Présentation
G.E.O - EA 1340
[Groupe d'Études Orientales, Slaves et Néo-helléniques]
Le GEO est un regroupement d'enseignants chercheurs de plusieurs départements de l'Université de Strasbourg couvrant les aires linguistiques et culturelles suivantes : arabe, hébreu, persan, slave, grec moderne, japonais, chinois.
Directeur : Pr. Irini Tsamadou-Jacoberger courriel : jacoberg@unistra.fr
Localisation : 22 rue R. Descartes 67084 Strasbourg Cedex - Campus Esplanade - Bâtiment IV (rez-de chaussée) : B411 et B412.
Les activités de recherche. Les membres du GEO couvrent un éventail large des aires littéraires et culturelles de ses composantes, ouvertes les unes sur les autres. Elles sont reconnues au sein de l'Université pour leurs recherches transversales et interculturelles leurs domaines littéraires et culturels respectifs.
Historique du GEO
Le GEO (Groupe d'Etudes Orientales) a été fondé en 1966 par les directeurs des départements des études arabes, turques, persanes et hébraïques. L'évolution du Groupe a aboutit au retrait des études turques et à l'intégration, dans un premier temps, des études des langues slaves et néo-hellénique, puis dans un deuxième temps des études japonaises et chinoises.

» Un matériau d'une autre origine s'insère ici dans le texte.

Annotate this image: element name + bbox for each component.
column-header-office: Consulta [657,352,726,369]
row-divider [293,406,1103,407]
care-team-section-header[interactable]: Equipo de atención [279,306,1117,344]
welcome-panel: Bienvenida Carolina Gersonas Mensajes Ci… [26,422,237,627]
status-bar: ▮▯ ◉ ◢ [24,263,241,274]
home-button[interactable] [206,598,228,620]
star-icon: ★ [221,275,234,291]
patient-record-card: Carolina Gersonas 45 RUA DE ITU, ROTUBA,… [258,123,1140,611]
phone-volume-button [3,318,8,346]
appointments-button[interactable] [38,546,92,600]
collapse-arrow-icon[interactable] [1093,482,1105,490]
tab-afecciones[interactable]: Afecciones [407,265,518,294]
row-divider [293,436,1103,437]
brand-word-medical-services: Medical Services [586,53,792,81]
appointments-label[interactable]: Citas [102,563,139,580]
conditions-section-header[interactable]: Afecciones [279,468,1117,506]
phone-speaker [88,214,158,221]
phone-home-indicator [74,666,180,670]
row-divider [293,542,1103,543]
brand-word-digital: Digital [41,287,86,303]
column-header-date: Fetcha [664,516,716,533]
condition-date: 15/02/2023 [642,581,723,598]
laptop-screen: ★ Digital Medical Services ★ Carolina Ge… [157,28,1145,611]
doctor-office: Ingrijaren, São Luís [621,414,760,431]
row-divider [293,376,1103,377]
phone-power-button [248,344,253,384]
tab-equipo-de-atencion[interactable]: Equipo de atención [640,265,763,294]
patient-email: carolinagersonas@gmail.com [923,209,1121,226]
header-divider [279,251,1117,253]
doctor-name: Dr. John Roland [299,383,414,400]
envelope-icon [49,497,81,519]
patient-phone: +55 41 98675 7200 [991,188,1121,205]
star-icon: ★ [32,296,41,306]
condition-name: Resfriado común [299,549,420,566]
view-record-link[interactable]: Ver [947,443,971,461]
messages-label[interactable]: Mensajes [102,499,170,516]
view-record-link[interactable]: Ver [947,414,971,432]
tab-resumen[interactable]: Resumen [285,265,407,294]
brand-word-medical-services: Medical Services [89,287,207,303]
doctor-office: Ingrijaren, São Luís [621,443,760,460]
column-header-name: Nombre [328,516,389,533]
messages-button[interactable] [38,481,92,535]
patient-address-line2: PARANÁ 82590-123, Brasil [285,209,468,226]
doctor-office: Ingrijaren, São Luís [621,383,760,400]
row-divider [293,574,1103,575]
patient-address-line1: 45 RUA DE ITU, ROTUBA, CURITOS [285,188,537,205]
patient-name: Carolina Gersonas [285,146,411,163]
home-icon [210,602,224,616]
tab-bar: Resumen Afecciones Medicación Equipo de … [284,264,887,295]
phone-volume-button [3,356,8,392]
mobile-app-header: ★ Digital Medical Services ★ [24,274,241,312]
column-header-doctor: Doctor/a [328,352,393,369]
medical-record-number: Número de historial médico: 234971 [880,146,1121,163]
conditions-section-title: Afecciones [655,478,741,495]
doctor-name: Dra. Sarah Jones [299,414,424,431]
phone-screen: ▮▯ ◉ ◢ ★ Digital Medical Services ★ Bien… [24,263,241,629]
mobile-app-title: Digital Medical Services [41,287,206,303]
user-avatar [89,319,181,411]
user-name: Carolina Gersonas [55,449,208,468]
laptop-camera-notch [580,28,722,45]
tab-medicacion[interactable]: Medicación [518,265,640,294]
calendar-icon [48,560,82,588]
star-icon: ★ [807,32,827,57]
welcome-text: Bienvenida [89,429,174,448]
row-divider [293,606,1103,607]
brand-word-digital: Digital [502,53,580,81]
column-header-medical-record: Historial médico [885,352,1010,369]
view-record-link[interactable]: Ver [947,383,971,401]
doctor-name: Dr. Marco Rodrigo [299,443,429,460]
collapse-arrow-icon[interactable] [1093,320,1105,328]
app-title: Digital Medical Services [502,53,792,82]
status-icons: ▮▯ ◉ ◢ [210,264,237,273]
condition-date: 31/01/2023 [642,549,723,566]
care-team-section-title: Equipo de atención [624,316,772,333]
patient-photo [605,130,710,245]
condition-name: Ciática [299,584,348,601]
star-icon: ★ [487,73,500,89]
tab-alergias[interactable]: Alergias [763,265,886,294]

Les différents directeurs ont été Toufic Fahd (1966-1990), Michel Barbot (1991-1992), M. Argiriou (1993-1997), Hussein Beikbaghban (1997-2006), Georges Khayrallah (2007), Edgard Weber (2007-2011), Irini Tsamadou-Jacoberger (depuis 2011).
Organigramme
Plan quadriennal
Les activités de recherche du GEO se répartissent en trois champs :
1 - Langue(s), linguistique(s), discours ;
2 - Littérature(s), genre(s) d'écriture(s) ;
3 - Culture(s), société(s).
Ces champs de recherche sont abordés à travers l'étude de thèmes spécifiques.
Pour le quadriennal en cours, les thèmes retenus dessinent les trois axes suivants :
a) Image de soi, image de l'autre ;
b) Mémoires et sociétés ;
c) Le genre dans la langue, la littérature et la société.
De par la composition du GEO, ces axes sont approchés de manière interdisciplinaire et transversale, dans le cadre de colloques, de journées d'études et de séminaires.
Les séminaires, au nombre de trois, sont animés par plusieurs enseignants chercheurs, sous l'impulsion d'un responsable et correspondent aux trois axes susmentionnés.
Les colloques et journées d'études (nationaux et internationaux) peuvent être organisés soit par une des composantes du GEO, soit en collaboration avec d'autres équipes, soit par l'ensemble des composantes lors de la synthèse finale du quadriennal
À ces événements s'ajoutent les deux journées annuelles des doctorants.
Les travaux de recherches sont publiés dans une collection spécifique du GEO, abritée par les Presses universitaires de Strasbourg (P.U.S.), ou chez des éditeurs extérieurs. Un soin particulier est apporté aux projets éditoriaux des jeunes enseignants chercheurs, de manière à valoriser sous forme de monographies les recherches menées dans le cadre de doctorats ou d'habilitations à diriger des recherches.
LES POINTS FORTS DU GEO
L'originalité disciplinaire
L'originalité disciplinaire touche :
- les langues « rares » : le GEO est une des rares (sinon la seule) équipes d'accueil qui regroupe autant de langues appartenant au monde sémitique (arabe, hébreu, persan), au monde slave (russe, bulgare, polonais) et au monde asiatique (japonais, chinois), sans oublier le monde méditerranéen (grec néo-hellénique). Cette diversité est une très longue tradition à l'Université de Strasbourg, dans laquelle les enseignants chercheurs trouvent un grand intérêt.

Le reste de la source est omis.